Count Pairs Of Similar Strings Interview Question for Google

You are given a 0-indexed string array words. Two strings are similar if they consist of the same characters. For example, "abca" and "cba" are similar since both consist of characters 'a', 'b', and 'c'. However, "abacba" and "bcfd" are not similar since they do not consist of the same characters. Return the number of pairs (i, j) such that 0 <= i < j <= word.length - 1 and the two strings words[i] and words[j] are similar.

Example 1: Input: words = ["aba","aabb","abcd","bac","aabc"] Output: 2 Explanation: There are 2 pairs that satisfy the conditions:

i = 0 and j = 1 : both words[0] and words[1] only consist of characters 'a' and 'b'.
i = 3 and j = 4 : both words[3] and words[4] only consist of characters 'a', 'b', and 'c'.
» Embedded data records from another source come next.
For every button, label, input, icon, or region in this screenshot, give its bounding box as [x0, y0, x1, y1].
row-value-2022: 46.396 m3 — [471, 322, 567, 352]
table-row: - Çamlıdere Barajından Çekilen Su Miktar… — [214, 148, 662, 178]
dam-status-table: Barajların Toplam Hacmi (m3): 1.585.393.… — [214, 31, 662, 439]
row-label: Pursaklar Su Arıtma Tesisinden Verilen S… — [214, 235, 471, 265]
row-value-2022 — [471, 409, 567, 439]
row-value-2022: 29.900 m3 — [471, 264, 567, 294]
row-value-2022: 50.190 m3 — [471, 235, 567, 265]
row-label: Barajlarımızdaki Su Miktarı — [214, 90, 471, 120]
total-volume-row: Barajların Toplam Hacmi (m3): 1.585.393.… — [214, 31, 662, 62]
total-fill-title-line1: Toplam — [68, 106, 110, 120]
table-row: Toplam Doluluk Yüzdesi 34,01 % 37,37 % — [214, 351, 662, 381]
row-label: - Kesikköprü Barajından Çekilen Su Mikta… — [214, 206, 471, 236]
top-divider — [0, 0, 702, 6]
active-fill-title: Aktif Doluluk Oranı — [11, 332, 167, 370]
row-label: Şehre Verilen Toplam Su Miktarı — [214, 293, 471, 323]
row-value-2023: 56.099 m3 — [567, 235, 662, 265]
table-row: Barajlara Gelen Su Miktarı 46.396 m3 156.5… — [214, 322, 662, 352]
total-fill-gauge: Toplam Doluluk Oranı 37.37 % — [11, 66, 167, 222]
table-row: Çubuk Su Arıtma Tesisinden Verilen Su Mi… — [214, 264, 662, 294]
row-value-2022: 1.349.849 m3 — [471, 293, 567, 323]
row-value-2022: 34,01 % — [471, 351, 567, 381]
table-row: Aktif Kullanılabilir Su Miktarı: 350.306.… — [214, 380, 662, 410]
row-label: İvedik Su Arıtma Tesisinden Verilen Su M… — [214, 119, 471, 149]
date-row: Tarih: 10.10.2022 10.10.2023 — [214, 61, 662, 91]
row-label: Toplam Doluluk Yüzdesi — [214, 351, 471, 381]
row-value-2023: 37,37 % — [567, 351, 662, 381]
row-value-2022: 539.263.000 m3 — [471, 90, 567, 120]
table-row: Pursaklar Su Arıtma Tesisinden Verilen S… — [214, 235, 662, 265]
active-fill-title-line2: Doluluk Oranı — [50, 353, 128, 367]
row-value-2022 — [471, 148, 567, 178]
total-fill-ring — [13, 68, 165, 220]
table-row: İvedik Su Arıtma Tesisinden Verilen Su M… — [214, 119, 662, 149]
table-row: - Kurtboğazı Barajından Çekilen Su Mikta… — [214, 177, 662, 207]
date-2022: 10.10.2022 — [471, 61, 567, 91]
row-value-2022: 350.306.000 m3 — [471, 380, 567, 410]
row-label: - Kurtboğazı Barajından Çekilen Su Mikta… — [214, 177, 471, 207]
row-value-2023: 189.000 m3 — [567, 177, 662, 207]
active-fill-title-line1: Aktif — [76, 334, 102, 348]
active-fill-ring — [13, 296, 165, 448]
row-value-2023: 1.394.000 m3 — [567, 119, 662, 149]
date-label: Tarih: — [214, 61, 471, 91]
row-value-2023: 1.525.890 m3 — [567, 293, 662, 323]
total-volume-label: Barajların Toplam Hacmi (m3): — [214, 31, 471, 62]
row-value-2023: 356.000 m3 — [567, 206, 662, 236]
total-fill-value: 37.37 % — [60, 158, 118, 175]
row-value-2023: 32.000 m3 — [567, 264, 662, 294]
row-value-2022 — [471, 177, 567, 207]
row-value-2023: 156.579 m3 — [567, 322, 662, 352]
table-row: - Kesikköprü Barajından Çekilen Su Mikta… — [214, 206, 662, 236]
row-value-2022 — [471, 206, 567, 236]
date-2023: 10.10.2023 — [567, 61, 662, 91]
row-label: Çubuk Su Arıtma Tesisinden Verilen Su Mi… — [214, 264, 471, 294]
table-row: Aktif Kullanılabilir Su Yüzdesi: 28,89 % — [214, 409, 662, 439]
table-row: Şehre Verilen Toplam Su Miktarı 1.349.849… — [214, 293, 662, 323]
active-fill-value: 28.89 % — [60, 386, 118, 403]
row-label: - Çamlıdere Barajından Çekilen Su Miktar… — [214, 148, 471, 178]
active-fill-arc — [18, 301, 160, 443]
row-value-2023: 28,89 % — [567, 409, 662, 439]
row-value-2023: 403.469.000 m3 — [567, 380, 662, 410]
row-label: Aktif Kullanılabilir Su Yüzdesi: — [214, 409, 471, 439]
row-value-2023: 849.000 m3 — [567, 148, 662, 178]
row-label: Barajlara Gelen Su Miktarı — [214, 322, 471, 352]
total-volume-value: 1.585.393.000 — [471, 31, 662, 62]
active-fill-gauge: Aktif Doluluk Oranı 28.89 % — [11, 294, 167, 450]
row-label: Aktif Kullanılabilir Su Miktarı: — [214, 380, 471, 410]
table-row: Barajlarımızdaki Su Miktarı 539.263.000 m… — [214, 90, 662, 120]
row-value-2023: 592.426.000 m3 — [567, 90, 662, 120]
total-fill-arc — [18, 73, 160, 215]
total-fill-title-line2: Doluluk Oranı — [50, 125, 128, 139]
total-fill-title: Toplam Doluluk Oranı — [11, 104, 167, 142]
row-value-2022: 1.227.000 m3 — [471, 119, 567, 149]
Example 2: Input: words = ["aabb","ab","ba"] Output: 3 Explanation: There are 3 pairs that satisfy the conditions:

i = 0 and j = 1 : both words[0] and words[1] only consist of characters 'a' and 'b'.
i = 0 and j = 2 : both words[0] and words[2] only consist of characters 'a' and 'b'.
i = 1 and j = 2 : both words[1] and words[2] only consist of characters 'a' and 'b'.

Example 3: Input: words = ["nba","cba","dba"] Output: 0 Explanation: Since there does not exist any pair that satisfies the conditions, we return 0.

def similar_pairs(words):
    count = 0
    for i in range(len(words)):
        for j in range(i + 1, len(words)):
            if set(words[i]) == set(words[j]):
                count += 1
    return count


# Example Usage
words1 = ["aba","aabb","abcd","bac","aabc"]
print(f"Number of similar pairs in {words1}: {similar_pairs(words1)}")

words2 = ["aabb","ab","ba"]
print(f"Number of similar pairs in {words2}: {similar_pairs(words2)}")

words3 = ["nba","cba","dba"]
print(f"Number of similar pairs in {words3}: {similar_pairs(words3)}")

Naive Solution

The most straightforward approach is to iterate through all possible pairs of words and, for each pair, check if they are similar. This involves comparing the unique characters in each word. The naive solution directly implements this approach.

Optimal Solution

The provided Python code implements the optimal solution. It iterates through all possible pairs of words and checks if the sets of characters in each word are equal. Using sets for comparison is efficient because set comparison has an average time complexity of O(min(len(set1), len(set2))). This avoids nested loops for character-by-character comparison.

Big(O) Run-time Analysis

Outer Loop: The outer loop iterates n times, where n is the number of words in the input list.
Inner Loop: The inner loop iterates from i + 1 to n, so it runs approximately n/2 times on average.
Set Conversion: Creating a set from a word of length m takes O(m) time.
Set Comparison: Comparing two sets takes O(k) time on average, where k is the number of unique characters in the smaller set.

Therefore, the overall time complexity is O(n^2 * m), where n is the number of words and m is the average length of the words. More precisely, each comparison is O(min(len(set(word1)), len(set(word2)))) which is upper bounded by O(m). The nested loops contribute O(n^2).

Big(O) Space Usage Analysis

Sets: For each pair of words, we create two sets to store the unique characters. The space required for each set is O(m), where m is the average length of the words.
Variables: We use a constant amount of extra space for variables like count, i, and j.

Therefore, the overall space complexity is O(m), where m is the average length of the words. This is because, in each iteration of the inner loop, we create two sets with a size proportional to the length of the input words.

Edge Cases

Empty Input List: If the input list words is empty, the code should return 0 because there are no pairs to compare.
List with One Word: If the list contains only one word, the code should return 0 because there are no pairs to form.
Words with Different Lengths: The code correctly handles words of different lengths because it compares the sets of unique characters, not the words themselves.
Words with Repeated Characters: The code correctly handles words with repeated characters because the set() function automatically removes duplicates.
Large Input List: For a very large input list, the O(n^2) time complexity might become a bottleneck. In such cases, consider optimizing the solution using hashing techniques or parallel processing.
Words with Non-ASCII Characters: The code assumes that the words consist of lowercase English letters. If the words contain non-ASCII characters, the character set might need to be adjusted.